À la tribune de l’ONU, Joe Biden promet une “nouvelle ère” de diplomatie

Lors de son premier discours présidentiel à l’Assemblée générale des Nations unies, le mardi 21 septembre, Joe Biden a exhorté les dirigeants du monde à “travailler ensemble” pour relever les défis du siècle, alors même que ses plus proches alliés doutent sérieusement de son attachement au multilatéralisme.

Le président américain “a fait valoir que les plus grands défis auxquels est confronté le monde – de la pandémie de coronavirus au changement climatique – ne pourront être relevés que grâce à la coopération entre des pays aux intérêts nationaux divergents”, rapporte le Wall Street Journal.

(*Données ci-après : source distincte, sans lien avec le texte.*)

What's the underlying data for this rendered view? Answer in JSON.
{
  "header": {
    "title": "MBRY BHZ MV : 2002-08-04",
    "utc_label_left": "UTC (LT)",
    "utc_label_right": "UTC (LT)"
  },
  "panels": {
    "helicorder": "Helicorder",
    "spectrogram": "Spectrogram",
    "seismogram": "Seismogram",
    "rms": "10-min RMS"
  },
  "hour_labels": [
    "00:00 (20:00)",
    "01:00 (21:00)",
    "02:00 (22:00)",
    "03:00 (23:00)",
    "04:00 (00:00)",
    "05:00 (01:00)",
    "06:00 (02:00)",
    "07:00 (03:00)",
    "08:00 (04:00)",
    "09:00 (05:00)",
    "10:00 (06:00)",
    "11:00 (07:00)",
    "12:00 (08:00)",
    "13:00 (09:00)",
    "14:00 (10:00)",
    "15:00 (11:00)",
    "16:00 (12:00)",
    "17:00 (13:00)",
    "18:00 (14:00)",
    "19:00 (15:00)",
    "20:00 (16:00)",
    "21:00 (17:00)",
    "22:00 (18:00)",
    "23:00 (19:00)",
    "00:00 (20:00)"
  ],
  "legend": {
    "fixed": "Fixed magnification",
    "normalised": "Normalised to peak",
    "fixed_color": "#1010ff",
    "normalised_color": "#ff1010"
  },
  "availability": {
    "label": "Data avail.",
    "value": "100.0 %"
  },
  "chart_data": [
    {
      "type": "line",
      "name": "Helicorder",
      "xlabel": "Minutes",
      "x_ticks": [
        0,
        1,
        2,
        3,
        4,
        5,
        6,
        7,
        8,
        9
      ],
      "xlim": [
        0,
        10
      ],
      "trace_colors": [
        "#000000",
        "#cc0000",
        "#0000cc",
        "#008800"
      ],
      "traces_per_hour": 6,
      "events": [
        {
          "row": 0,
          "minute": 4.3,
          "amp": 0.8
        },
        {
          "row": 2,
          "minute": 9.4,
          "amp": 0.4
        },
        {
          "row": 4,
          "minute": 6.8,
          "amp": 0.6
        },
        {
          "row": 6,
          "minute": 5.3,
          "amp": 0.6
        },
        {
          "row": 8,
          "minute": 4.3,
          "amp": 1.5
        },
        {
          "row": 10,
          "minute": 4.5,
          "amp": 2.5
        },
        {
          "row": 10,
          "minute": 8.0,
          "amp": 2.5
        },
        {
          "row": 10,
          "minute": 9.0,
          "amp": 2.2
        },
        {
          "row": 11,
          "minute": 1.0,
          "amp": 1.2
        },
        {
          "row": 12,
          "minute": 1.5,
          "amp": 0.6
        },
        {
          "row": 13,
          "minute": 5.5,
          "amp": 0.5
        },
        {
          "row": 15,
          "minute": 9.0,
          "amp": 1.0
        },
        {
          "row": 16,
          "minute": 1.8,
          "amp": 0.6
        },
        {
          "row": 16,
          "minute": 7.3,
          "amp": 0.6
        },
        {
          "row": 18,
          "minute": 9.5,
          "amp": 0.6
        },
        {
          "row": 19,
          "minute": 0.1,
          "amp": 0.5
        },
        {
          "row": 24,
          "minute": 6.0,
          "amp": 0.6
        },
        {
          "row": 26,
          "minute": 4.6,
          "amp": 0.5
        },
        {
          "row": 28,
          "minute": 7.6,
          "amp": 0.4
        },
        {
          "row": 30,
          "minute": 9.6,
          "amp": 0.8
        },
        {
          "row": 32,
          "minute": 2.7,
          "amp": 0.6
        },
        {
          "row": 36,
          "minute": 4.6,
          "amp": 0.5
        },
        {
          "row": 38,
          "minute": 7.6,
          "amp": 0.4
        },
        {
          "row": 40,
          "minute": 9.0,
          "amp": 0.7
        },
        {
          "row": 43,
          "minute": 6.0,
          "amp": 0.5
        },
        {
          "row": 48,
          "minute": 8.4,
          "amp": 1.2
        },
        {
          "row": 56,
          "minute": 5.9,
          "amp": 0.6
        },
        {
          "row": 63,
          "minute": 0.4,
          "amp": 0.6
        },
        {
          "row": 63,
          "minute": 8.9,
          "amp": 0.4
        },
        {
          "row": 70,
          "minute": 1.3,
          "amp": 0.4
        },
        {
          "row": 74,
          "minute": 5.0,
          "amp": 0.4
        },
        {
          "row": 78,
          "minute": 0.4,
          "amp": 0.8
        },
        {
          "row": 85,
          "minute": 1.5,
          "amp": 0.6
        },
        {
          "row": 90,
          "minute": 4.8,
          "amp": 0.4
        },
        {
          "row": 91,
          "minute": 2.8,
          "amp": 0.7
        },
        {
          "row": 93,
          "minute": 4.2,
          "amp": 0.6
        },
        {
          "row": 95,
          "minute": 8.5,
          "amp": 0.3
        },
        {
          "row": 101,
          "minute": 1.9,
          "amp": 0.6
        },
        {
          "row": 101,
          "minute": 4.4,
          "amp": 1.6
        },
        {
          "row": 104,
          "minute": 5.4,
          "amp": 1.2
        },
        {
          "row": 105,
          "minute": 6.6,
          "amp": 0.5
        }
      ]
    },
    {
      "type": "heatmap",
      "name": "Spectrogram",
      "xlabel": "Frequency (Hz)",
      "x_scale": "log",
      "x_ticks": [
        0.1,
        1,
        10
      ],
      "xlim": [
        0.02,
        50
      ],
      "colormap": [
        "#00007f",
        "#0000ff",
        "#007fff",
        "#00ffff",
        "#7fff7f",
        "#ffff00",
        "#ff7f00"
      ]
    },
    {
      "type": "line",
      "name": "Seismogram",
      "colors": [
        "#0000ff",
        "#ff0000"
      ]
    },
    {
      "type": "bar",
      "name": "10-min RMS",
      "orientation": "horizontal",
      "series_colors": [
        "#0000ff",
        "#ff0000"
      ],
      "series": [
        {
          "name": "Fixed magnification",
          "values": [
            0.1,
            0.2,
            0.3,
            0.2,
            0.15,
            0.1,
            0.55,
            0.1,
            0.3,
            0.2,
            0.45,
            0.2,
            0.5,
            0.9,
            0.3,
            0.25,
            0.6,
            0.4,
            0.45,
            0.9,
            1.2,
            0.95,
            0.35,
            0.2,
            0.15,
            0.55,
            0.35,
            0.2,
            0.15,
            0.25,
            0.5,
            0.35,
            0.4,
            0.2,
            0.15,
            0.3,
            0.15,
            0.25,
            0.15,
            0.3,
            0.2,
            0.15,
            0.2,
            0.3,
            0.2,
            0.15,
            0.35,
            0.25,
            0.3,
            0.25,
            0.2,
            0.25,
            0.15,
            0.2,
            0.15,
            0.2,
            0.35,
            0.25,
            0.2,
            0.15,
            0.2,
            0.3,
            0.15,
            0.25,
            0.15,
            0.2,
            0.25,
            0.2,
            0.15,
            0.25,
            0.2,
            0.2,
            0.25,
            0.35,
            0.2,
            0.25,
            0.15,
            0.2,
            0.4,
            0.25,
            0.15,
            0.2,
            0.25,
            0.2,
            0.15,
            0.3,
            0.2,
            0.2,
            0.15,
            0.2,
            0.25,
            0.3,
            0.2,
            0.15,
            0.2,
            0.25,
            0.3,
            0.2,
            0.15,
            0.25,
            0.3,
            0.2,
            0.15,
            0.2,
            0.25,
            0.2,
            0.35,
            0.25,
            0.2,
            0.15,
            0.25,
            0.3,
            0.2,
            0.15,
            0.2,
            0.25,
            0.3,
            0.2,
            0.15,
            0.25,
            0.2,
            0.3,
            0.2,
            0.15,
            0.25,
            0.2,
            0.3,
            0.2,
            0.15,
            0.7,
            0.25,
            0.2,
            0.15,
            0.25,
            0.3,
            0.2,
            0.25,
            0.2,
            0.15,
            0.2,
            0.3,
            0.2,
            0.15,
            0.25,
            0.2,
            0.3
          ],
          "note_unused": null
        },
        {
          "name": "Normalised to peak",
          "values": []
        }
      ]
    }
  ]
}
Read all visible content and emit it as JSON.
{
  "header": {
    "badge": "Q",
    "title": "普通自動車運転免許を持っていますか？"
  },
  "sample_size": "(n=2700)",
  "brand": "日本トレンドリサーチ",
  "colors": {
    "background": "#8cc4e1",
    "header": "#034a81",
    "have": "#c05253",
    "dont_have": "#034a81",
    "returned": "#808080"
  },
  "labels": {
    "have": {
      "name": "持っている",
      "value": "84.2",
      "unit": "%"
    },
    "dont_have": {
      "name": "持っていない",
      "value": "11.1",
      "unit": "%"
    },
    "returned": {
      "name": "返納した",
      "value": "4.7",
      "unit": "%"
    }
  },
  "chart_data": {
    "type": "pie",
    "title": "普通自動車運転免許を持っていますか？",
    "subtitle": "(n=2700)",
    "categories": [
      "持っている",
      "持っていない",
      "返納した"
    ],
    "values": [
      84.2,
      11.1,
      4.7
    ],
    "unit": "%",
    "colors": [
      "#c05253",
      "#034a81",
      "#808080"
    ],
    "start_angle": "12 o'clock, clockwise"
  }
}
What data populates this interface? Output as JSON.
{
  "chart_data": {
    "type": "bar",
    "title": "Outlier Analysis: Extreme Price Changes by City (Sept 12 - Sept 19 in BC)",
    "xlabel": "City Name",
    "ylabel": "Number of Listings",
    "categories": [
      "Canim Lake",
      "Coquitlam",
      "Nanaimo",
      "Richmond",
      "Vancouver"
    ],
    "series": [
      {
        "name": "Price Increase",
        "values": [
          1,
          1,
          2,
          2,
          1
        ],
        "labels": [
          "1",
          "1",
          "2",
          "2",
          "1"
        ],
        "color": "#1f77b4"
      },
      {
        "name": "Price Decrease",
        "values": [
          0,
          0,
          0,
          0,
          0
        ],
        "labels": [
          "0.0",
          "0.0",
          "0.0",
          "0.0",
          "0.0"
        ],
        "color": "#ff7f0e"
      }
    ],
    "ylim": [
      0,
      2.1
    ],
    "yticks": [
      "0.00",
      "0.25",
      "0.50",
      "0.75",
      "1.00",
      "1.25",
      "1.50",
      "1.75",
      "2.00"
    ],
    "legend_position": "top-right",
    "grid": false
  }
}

Cité par Fox News, M. Biden a assuré que les États-Unis étaient prêts à travailler avec toute nation “décidée à trouver une solution pacifique aux défis que nous partageons, même si nous avons de profonds désaccords […]. Car nous subirons tous les conséquences de nos échecs si nous n’unissons pas nos forces pour lutter contre le Covid-19, le changement climatique ou les menaces comme la prolifération nucléaire”.

Pour favoriser ce dialogue mondial, le président américain a donc promis d’ouvrir “une nouvelle ère de diplomatie”, et défendu son “engagement” en faveur du multilatéralisme, revendiquant la rupture avec les années Trump, selon Politico. Il a affirmé que durant les huit premiers mois de sa présidence, sa priorité avait été de “reconstruire (ses) alliances, en relançant (ses) partenariats et en reconnaissant qu’ils sont essentiels à la sécurité et à la prospérité des États-Unis”.

Revers

Mais alors qu’il “tentait de convaincre ses homologues de l’importance de travailler ensemble, Biden s’est bien gardé de mentionner les critiques de ses alliés sur le retrait chaotique d’Afghanistan, ou la tempête diplomatique avec la France”, souligne l’agence AP.

Les efforts du président pour “reconquérir la confiance de ses alliés” ont en effet connu de sérieux revers ces dernières semaines, souligne le Washington Post. “Les Européens sont de plus en plus sceptiques face au message de Biden selon lequel ‘L’Amérique est de retour’”, observe le quotidien de la capitale. Au rang des griefs européens : le retrait non concerté d’Afghanistan, l’exclusion de la France – et par extension de l’UE – du pacte Aukus dans la région indo-pacifique ou la posture des États-Unis face à la Chine, jugée inutilement conflictuelle par de nombreuses nations.

Le Boston Globe estime qu’entre les lignes du discours officiel sur la diplomatie, il fallait surtout entendre que “l’Amérique fera d’abord ce qui est dans son meilleur intérêt, et non celui des institutions mondiales”.

“Hypocrisie”

Pour le grand quotidien de Boston, le seul sujet qui intéressait vraiment Joe Biden était la Chine. “Il n’a jamais prononcé les mots de Pékin, Chine, Taïwan ou Hong Kong. Il n’a pas cité le nom du président Xi. Et pourtant, tout ce qu’il a dit faisait en réalité référence à la Chine et aux efforts américains pour contenir la puissance communiste émergente”.

De fait, il n’a échappé à aucun observateur que Joe Biden visait Pékin quand il a déclaré : “Nous ne cherchons pas une nouvelle Guerre froide, ou un monde divisé en blocs rigides”. Cela n’a pas non plus échappé aux autorités chinoises, si l’on en croit l’éditorial du Global Times, le quotidien du pouvoir.

“Le discours de Biden était la démonstration éclatante de l’hypocrisie de la politique américaine”, écrit le tabloïd. Le président américain “a répété qu’il ne cherchait pas une autre Guerre froide” mais “les flèches étaient dirigées contre la Chine. À un moment, il a mentionné la liberté de navigation, le respect des lois et traités internationaux, ou le soutien aux mesures de contrôle de l’armement pour réduire les risques, autant de sujets faisant l’objet de critiques récurrentes des États-Unis à l’égard de la Chine”.